Technically speaking, as presented by Martin T Hamilton, Stephen Pevsner and Kathleen R Semanski in the National Law Review, “the OECD has published, for each signatory, a provisional list of the bilateral tax treaties such signatory intends to modify using the Multilateral Instrument, along with the specific MLI provisions to be either adopted or reserved on (including, where applicable, its elections under such provisions), and its notifications with respect to such selections (together, such signatory’s “MLI position”).”
During the signing ceremony, OECD’s Secretary General Angel Gurria addressed the crowd and said, “The BEPS Package catalysed the largest, and fastest, rewriting of the international tax rules in a century.”

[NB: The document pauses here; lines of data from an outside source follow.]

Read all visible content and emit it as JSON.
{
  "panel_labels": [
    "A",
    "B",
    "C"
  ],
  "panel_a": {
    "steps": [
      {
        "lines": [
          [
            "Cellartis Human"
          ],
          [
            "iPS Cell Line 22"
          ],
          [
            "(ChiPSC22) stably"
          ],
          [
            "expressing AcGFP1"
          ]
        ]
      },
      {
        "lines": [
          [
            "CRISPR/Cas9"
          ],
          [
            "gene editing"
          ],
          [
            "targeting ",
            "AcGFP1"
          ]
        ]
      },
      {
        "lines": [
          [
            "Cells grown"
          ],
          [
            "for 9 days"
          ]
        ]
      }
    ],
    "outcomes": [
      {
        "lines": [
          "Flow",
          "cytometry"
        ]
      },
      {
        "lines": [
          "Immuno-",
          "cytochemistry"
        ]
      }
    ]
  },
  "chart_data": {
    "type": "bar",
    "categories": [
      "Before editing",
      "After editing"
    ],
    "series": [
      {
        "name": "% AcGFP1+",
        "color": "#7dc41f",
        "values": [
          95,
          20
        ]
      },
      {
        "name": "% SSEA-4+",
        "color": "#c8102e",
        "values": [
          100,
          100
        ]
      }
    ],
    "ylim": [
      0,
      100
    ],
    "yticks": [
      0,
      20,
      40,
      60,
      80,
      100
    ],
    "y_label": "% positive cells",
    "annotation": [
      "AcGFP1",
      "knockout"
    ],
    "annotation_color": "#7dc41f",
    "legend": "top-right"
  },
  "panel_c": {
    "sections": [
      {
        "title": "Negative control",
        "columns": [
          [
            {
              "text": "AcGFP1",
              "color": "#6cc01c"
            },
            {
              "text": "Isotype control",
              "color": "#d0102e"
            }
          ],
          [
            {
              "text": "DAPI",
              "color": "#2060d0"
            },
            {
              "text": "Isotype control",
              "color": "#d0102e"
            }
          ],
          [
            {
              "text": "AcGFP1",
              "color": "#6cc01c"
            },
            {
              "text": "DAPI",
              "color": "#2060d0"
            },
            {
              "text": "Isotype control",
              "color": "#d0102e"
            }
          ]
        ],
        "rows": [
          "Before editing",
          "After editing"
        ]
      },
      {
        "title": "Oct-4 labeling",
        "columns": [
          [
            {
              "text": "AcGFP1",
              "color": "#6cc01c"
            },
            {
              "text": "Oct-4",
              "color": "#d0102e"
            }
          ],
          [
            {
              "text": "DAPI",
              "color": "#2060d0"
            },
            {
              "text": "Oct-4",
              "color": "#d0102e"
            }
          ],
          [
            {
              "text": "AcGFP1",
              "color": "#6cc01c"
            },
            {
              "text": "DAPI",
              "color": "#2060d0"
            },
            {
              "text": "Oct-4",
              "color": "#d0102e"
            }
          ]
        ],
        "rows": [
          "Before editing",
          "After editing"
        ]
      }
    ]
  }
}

Furthermore, Gurria said, the treaty will provide countries with “the tools needed to implement mandatory binding arbitration, tackle hybrid mismatches, and stop artificial avoidance of “permanent establishment” status in your countries,” while at the same time helping “restore citizens’ trust in the fairness and transparency of global governance systems and the legitimacy of the processes underpinning global integration.”
OECD’s MLI to Combat BEPS Welcomed
Practitioners throughout the globe have welcomed the MLI with open arms and remarked on its importance to preventing BEPS.

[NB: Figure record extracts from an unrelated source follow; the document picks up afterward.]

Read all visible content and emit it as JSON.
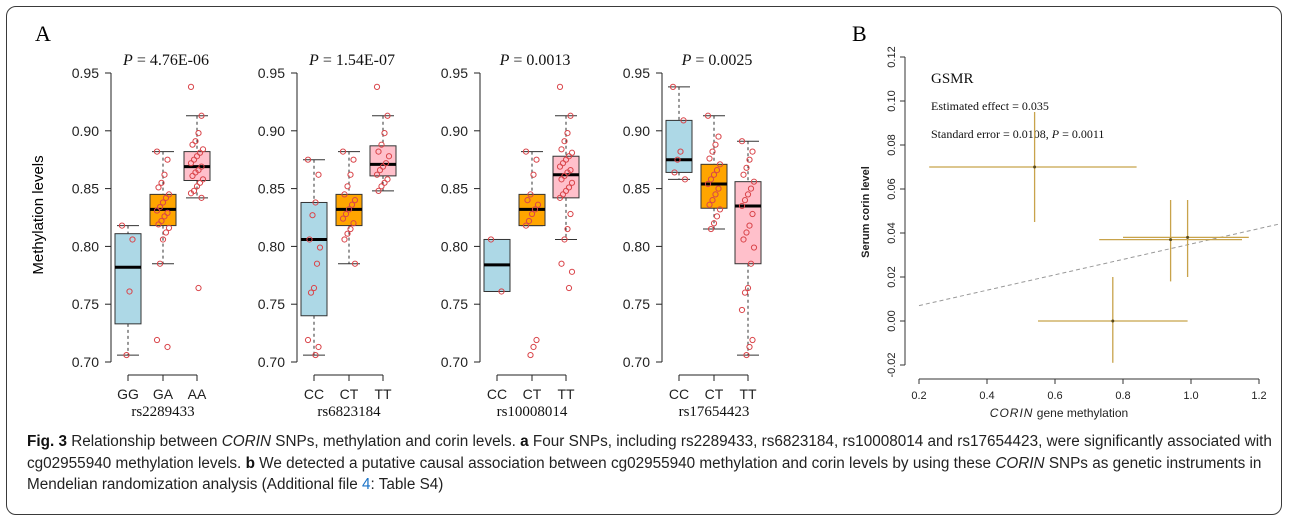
{
  "panel_a_label": "A",
  "panel_b_label": "B",
  "y_axis_label": "Methylation levels",
  "chart_data": [
    {
      "type": "box",
      "panel": "A",
      "title": "P = 4.76E-06",
      "p_prefix": "P",
      "p_value": "= 4.76E-06",
      "xlabel": "rs2289433",
      "ylabel": "Methylation levels",
      "ylim": [
        0.7,
        0.95
      ],
      "yticks": [
        "0.95",
        "0.90",
        "0.85",
        "0.80",
        "0.75",
        "0.70"
      ],
      "categories": [
        "GG",
        "GA",
        "AA"
      ],
      "colors": [
        "#add8e6",
        "#ffa500",
        "#ffc0cb"
      ],
      "boxes": [
        {
          "min": 0.706,
          "q1": 0.733,
          "median": 0.782,
          "q3": 0.811,
          "max": 0.818
        },
        {
          "min": 0.785,
          "q1": 0.818,
          "median": 0.832,
          "q3": 0.845,
          "max": 0.882
        },
        {
          "min": 0.842,
          "q1": 0.857,
          "median": 0.869,
          "q3": 0.882,
          "max": 0.913
        }
      ],
      "points": [
        [
          0.818,
          0.806,
          0.761,
          0.706
        ],
        [
          0.882,
          0.875,
          0.862,
          0.855,
          0.851,
          0.845,
          0.842,
          0.838,
          0.834,
          0.831,
          0.829,
          0.826,
          0.822,
          0.819,
          0.816,
          0.812,
          0.806,
          0.785,
          0.719,
          0.713
        ],
        [
          0.938,
          0.913,
          0.898,
          0.891,
          0.888,
          0.884,
          0.881,
          0.878,
          0.875,
          0.872,
          0.869,
          0.866,
          0.864,
          0.861,
          0.858,
          0.855,
          0.852,
          0.848,
          0.846,
          0.842,
          0.764
        ]
      ]
    },
    {
      "type": "box",
      "panel": "A",
      "title": "P = 1.54E-07",
      "p_prefix": "P",
      "p_value": "= 1.54E-07",
      "xlabel": "rs6823184",
      "ylabel": "",
      "ylim": [
        0.7,
        0.95
      ],
      "yticks": [
        "0.95",
        "0.90",
        "0.85",
        "0.80",
        "0.75",
        "0.70"
      ],
      "categories": [
        "CC",
        "CT",
        "TT"
      ],
      "colors": [
        "#add8e6",
        "#ffa500",
        "#ffc0cb"
      ],
      "boxes": [
        {
          "min": 0.706,
          "q1": 0.74,
          "median": 0.806,
          "q3": 0.838,
          "max": 0.875
        },
        {
          "min": 0.785,
          "q1": 0.818,
          "median": 0.832,
          "q3": 0.845,
          "max": 0.882
        },
        {
          "min": 0.848,
          "q1": 0.861,
          "median": 0.871,
          "q3": 0.887,
          "max": 0.913
        }
      ],
      "points": [
        [
          0.875,
          0.862,
          0.838,
          0.827,
          0.806,
          0.799,
          0.785,
          0.764,
          0.76,
          0.719,
          0.713,
          0.706
        ],
        [
          0.882,
          0.875,
          0.862,
          0.852,
          0.845,
          0.84,
          0.836,
          0.832,
          0.828,
          0.824,
          0.82,
          0.815,
          0.811,
          0.806,
          0.785
        ],
        [
          0.938,
          0.913,
          0.898,
          0.888,
          0.882,
          0.878,
          0.872,
          0.869,
          0.866,
          0.862,
          0.858,
          0.855,
          0.852,
          0.848
        ]
      ]
    },
    {
      "type": "box",
      "panel": "A",
      "title": "P = 0.0013",
      "p_prefix": "P",
      "p_value": "= 0.0013",
      "xlabel": "rs10008014",
      "ylabel": "",
      "ylim": [
        0.7,
        0.95
      ],
      "yticks": [
        "0.95",
        "0.90",
        "0.85",
        "0.80",
        "0.75",
        "0.70"
      ],
      "categories": [
        "CC",
        "CT",
        "TT"
      ],
      "colors": [
        "#add8e6",
        "#ffa500",
        "#ffc0cb"
      ],
      "boxes": [
        {
          "min": 0.761,
          "q1": 0.761,
          "median": 0.784,
          "q3": 0.806,
          "max": 0.806
        },
        {
          "min": 0.818,
          "q1": 0.818,
          "median": 0.832,
          "q3": 0.845,
          "max": 0.882
        },
        {
          "min": 0.806,
          "q1": 0.842,
          "median": 0.862,
          "q3": 0.878,
          "max": 0.913
        }
      ],
      "points": [
        [
          0.806,
          0.761
        ],
        [
          0.882,
          0.875,
          0.862,
          0.845,
          0.84,
          0.836,
          0.832,
          0.828,
          0.822,
          0.818,
          0.719,
          0.713,
          0.706
        ],
        [
          0.938,
          0.913,
          0.898,
          0.891,
          0.884,
          0.881,
          0.878,
          0.875,
          0.872,
          0.869,
          0.866,
          0.864,
          0.861,
          0.858,
          0.855,
          0.851,
          0.848,
          0.845,
          0.842,
          0.828,
          0.815,
          0.806,
          0.785,
          0.778,
          0.764
        ]
      ]
    },
    {
      "type": "box",
      "panel": "A",
      "title": "P = 0.0025",
      "p_prefix": "P",
      "p_value": "= 0.0025",
      "xlabel": "rs17654423",
      "ylabel": "",
      "ylim": [
        0.7,
        0.95
      ],
      "yticks": [
        "0.95",
        "0.90",
        "0.85",
        "0.80",
        "0.75",
        "0.70"
      ],
      "categories": [
        "CC",
        "CT",
        "TT"
      ],
      "colors": [
        "#add8e6",
        "#ffa500",
        "#ffc0cb"
      ],
      "boxes": [
        {
          "min": 0.858,
          "q1": 0.864,
          "median": 0.875,
          "q3": 0.909,
          "max": 0.938
        },
        {
          "min": 0.815,
          "q1": 0.833,
          "median": 0.854,
          "q3": 0.871,
          "max": 0.913
        },
        {
          "min": 0.706,
          "q1": 0.785,
          "median": 0.835,
          "q3": 0.856,
          "max": 0.891
        }
      ],
      "points": [
        [
          0.938,
          0.909,
          0.882,
          0.875,
          0.864,
          0.858
        ],
        [
          0.913,
          0.895,
          0.888,
          0.882,
          0.876,
          0.871,
          0.866,
          0.862,
          0.858,
          0.854,
          0.85,
          0.845,
          0.84,
          0.836,
          0.832,
          0.826,
          0.82,
          0.815
        ],
        [
          0.891,
          0.882,
          0.875,
          0.868,
          0.862,
          0.856,
          0.85,
          0.845,
          0.84,
          0.835,
          0.828,
          0.818,
          0.812,
          0.806,
          0.799,
          0.785,
          0.764,
          0.76,
          0.745,
          0.719,
          0.713,
          0.706
        ]
      ]
    },
    {
      "type": "scatter",
      "panel": "B",
      "title": "GSMR",
      "annotation_1": "Estimated effect = 0.035",
      "annotation_2_prefix": "Standard error = 0.0108, ",
      "annotation_2_p": "P",
      "annotation_2_suffix": " = 0.0011",
      "xlabel_gene": "CORIN",
      "xlabel_rest": " gene methylation",
      "ylabel": "Serum corin level",
      "xlim": [
        0.2,
        1.2
      ],
      "ylim": [
        -0.02,
        0.12
      ],
      "xticks": [
        "0.2",
        "0.4",
        "0.6",
        "0.8",
        "1.0",
        "1.2"
      ],
      "yticks": [
        "-0.02",
        "0.00",
        "0.02",
        "0.04",
        "0.06",
        "0.08",
        "0.10",
        "0.12"
      ],
      "points": [
        {
          "x": 0.54,
          "y": 0.07,
          "xmin": 0.23,
          "xmax": 0.84,
          "ymin": 0.045,
          "ymax": 0.095
        },
        {
          "x": 0.94,
          "y": 0.037,
          "xmin": 0.73,
          "xmax": 1.15,
          "ymin": 0.018,
          "ymax": 0.055
        },
        {
          "x": 0.99,
          "y": 0.038,
          "xmin": 0.8,
          "xmax": 1.17,
          "ymin": 0.02,
          "ymax": 0.055
        },
        {
          "x": 0.77,
          "y": 0.0,
          "xmin": 0.55,
          "xmax": 0.99,
          "ymin": -0.019,
          "ymax": 0.02
        }
      ],
      "fit_line": {
        "intercept": 0.0,
        "slope": 0.035
      },
      "point_color": "#c8a34b",
      "line_color": "#999999"
    }
  ],
  "caption": {
    "fig_label": "Fig. 3",
    "part1": " Relationship between ",
    "gene1": "CORIN",
    "part2": " SNPs, methylation and corin levels. ",
    "label_a": "a",
    "part3": " Four SNPs, including rs2289433, rs6823184, rs10008014 and rs17654423, were significantly associated with cg02955940 methylation levels. ",
    "label_b": "b",
    "part4": " We detected a putative causal association between cg02955940 methylation and corin levels by using these ",
    "gene2": "CORIN",
    "part5": " SNPs as genetic instruments in Mendelian randomization analysis (Additional file ",
    "file_link": "4",
    "part6": ": Table S4)"
  }
}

For instance, Ernst & Young’s global ITS tax policy leader in the UK, Marlies de Ruiter, said, “The multilateral instrument is an important part of BEPS implementation through changes to the around 3000 existing bilateral tax treaties. Traditionally, such bilateral renegotiations of tax treaties would take much more time and be less efficient. This is an innovative mechanism through which countries can change all, or at least a big part, of their existing tax treaties by just signing and ratifying one multilateral instrument.”
The International Chamber of Commerce (ICC) also lauded this OECD effort.

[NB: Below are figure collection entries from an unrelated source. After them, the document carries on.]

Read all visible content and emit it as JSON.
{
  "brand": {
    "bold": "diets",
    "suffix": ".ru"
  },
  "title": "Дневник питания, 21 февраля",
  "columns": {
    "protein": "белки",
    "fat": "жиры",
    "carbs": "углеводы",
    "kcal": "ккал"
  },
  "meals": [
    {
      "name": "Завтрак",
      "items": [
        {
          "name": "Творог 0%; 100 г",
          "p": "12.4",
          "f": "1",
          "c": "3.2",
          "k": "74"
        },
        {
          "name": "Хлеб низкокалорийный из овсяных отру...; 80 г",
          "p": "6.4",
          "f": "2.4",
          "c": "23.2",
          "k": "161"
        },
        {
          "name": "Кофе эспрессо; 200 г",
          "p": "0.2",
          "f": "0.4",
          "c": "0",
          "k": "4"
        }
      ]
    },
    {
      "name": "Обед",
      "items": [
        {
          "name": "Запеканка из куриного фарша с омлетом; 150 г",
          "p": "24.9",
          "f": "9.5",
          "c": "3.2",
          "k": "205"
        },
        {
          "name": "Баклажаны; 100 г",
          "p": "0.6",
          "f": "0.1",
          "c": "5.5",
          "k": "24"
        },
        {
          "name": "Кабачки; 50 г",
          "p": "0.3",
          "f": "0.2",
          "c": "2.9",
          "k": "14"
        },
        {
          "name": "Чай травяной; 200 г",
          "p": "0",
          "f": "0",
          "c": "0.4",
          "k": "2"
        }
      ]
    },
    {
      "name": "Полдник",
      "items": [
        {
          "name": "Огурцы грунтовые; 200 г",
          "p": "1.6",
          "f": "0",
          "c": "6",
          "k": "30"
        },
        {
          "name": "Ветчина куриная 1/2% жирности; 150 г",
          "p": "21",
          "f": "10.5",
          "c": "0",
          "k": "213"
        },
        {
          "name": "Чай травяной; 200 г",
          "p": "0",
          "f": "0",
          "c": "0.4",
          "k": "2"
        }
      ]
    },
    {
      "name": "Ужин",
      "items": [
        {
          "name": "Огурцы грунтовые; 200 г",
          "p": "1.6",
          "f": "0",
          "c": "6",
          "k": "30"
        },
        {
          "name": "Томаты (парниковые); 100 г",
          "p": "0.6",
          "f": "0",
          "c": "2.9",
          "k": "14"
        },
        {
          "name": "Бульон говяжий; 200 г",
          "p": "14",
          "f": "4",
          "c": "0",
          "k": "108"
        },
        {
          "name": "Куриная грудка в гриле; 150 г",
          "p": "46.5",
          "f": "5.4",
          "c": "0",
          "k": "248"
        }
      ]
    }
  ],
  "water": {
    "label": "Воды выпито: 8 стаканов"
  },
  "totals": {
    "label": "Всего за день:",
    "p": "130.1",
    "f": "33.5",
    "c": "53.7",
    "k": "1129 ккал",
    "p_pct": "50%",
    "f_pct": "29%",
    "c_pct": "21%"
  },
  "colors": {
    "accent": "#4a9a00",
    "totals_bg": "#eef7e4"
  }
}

Christian Kaeser, Global Head of Tax at Siemens and Chairman of the ICC Commission on Taxation, said, “The signing of the Multilateral Convention represents an important step towards harmonizing the international tax landscape…Increasing legal certainty is of paramount importance to the business community and we trust that the deal will provide greater certainty for business over the application of international tax rules by standardising compliance requirements and avoiding double taxation.”
Furthermore, ICC Secretary General John Danilovich expressed his satisfaction with the MLI, stating that his organization “applauds the work of the OECD and looks forward to engaging further with policy makers to ensure a robust global tax environment that supports inclusive trade-led growth.”
Concerns Over MLI's Implementation
Gavin Ekins writing for Tax Foundation’s blog, expressed some concerns with regards to the MLI’s implementation, particularly in reference to the agreement’s mandatory binding arbitrations and the fact that countries could opt out from some of its articles.
Ekins writes, “The mandatory binding arbitration is one of the most controversial articles. Of the 68 countries that signed the MLI treaty, only 26 countries opted for the binding arbitration. As such, one of the key provisions of the MLI may not have the critical mass needed to ensure arbitration decisions will be enforced.”
“With so many countries deciding to opt out over many of the MLI’s articles, it is uncertain whether the MLI can deliver the promised benefits of a streamlined tax-treaties process,” he added.